本ニュースでは近時の雇用情勢を概説し、企業が注意すべきポイントについてお伝えします。
●公表内容の概要
厚生労働省発表の一般職業紹介状況によると、4月の有効求人倍率(季節調整値)は前月より0.3ポイント上昇し、1.48倍で、約43年ぶりの高い水準となりました。これはバブル期の最高値である1.46倍を超え、昭和49年7月以来43年2ヵ月ぶりの高い水準とのことで話題になりました。5月の有効求人倍率も微増しており、今後も高い水準で推移していくことが見込まれます。
また、同日総務省が公表した労働力調査によると、4月の完全失業率(季節調整値)は2.8%となり、本年2月以降は同じ水準を保っています。
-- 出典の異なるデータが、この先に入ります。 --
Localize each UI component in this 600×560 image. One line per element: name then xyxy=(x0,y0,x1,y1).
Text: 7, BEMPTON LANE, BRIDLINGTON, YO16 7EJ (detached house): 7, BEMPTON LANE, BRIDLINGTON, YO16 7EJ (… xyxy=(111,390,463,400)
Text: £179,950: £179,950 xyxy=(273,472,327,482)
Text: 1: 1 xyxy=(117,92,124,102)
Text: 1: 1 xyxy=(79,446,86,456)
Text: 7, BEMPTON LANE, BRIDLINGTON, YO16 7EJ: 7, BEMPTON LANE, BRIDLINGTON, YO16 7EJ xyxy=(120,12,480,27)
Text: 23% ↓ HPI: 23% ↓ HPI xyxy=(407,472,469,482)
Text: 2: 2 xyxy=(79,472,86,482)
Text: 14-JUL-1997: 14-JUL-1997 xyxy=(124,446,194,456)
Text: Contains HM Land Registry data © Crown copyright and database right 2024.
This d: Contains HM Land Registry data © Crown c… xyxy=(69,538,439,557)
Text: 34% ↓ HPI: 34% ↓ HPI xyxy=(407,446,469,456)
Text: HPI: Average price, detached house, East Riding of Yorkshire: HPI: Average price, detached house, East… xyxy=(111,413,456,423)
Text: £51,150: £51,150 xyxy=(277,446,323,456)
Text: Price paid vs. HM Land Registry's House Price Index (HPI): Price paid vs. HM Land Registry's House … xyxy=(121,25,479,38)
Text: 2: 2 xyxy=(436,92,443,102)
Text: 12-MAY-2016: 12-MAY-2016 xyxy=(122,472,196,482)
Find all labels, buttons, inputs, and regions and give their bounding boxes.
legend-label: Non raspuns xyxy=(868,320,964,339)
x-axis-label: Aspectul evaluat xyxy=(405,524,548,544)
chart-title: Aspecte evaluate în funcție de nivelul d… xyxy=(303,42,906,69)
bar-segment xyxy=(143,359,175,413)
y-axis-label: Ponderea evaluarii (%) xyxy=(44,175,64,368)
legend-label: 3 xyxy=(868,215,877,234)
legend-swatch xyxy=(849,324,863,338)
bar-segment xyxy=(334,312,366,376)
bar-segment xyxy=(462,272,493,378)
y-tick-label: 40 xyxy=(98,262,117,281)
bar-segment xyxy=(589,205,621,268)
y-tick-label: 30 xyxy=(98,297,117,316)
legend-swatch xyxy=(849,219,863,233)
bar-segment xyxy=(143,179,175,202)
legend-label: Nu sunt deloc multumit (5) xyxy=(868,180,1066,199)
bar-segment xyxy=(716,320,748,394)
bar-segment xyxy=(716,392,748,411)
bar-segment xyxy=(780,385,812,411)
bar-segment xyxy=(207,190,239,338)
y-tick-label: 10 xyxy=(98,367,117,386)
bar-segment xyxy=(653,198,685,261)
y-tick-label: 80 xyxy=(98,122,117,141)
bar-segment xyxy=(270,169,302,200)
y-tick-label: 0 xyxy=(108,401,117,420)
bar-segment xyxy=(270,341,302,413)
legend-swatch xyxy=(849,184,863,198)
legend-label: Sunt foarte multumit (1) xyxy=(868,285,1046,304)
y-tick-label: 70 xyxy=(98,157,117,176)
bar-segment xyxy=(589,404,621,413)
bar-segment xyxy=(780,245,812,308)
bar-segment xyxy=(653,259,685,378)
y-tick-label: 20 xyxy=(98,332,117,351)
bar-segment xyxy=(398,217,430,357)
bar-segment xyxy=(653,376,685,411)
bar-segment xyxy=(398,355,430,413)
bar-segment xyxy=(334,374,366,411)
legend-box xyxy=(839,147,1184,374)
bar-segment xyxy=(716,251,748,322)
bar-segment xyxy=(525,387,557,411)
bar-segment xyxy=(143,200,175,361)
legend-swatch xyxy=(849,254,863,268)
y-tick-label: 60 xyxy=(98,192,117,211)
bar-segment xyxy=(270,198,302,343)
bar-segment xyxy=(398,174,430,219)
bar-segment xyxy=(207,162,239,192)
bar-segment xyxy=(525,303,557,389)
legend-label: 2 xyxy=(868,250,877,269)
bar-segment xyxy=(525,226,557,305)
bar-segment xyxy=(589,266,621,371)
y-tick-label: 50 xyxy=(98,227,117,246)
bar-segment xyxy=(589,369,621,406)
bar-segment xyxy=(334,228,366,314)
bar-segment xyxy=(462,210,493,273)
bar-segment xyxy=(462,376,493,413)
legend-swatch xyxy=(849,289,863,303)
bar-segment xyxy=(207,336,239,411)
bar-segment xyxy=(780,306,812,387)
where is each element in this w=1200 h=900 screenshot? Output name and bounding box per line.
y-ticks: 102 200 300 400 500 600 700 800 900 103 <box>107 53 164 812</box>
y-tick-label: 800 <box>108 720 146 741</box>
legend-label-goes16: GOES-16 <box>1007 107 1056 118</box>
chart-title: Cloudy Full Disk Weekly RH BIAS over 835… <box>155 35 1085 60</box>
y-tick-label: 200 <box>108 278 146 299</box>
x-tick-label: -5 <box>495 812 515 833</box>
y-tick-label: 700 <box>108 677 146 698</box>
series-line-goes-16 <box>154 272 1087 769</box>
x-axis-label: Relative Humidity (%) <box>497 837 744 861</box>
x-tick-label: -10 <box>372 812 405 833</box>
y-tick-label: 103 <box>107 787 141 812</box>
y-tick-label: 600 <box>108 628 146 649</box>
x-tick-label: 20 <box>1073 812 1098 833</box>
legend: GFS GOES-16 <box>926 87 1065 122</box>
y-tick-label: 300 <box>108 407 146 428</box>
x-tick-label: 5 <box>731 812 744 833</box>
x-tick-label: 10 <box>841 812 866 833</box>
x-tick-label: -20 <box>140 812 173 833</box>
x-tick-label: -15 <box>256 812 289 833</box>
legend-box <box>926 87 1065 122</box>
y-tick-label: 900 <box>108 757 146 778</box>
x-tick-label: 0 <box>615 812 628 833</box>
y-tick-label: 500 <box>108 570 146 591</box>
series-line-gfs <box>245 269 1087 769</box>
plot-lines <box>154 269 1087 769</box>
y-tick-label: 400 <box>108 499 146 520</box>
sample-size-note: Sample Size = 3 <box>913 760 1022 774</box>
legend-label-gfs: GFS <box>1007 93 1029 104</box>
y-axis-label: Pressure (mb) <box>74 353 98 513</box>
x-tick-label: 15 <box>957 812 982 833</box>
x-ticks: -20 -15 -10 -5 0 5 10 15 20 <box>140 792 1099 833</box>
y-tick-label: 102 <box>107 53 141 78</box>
これも2月の時点で、平成6年6月以来22年8ヵ月ぶりの低い水準になります。
ここ一年の動向(※下表参照)を見ると、冒頭にお伝えした厚生労働大臣の言葉のとおり、有効求人倍率・完全失業率ともに雇用情勢は改善基調であることを示しています。このことから今後も、労働市場はさらなる売手市場化が進むことが推察されます。
【有効求人倍率(右軸、折れ線グラフ)と完全失業率(左軸、棒グラフ)の推移】
(総務省統計局HPから抜粋)
●人材を確保していくために
有効求人倍率にはパートタイマーも含まれていますが、パートタイマーを除外した正社員有効求人倍率(季節調整値)でも前月を0.03ポイント上回る0.97倍となり、「求職者1人に対して1社の正社員求人がある」という状態が間近に迫っています。そのような状況下においては、人材の確保はどこの企業にとっても、これからの経営に関係する大きな課題となってくるでしょう。
下表は平成27年を基準(= 100)とした実質賃金指数の推移です。過去10年間、賃金は概ね低下してきましたが、足元では改善の傾向がみられます。今後も労働市場がひっ迫していけば、人材確保を目的として賃金が上昇していく可能性は十分にあります。
【実質賃金指数(現金給与総額。左軸、棒グラフ)と前年同月比(右軸、折れ線グラフ)の推移】
(総務省統計局HPから抜粋)
一般に有効求人倍率が1倍を超えてくると、従業員がより良い待遇を求めて他企業へ転職する動きが加速すると言われています。これまで特に不満や反感をあらわにしていなかった従業員も、より自身の望む待遇が目に写れば、翻意をするかもしれません。
賃金面以外にも、労働環境や人間関係など、働く動機づけになる要素は他にも多々あります。従業員が働きやすい環境を整えていくことが、今後の従業員の採用や定着に重要になってくるでしょう。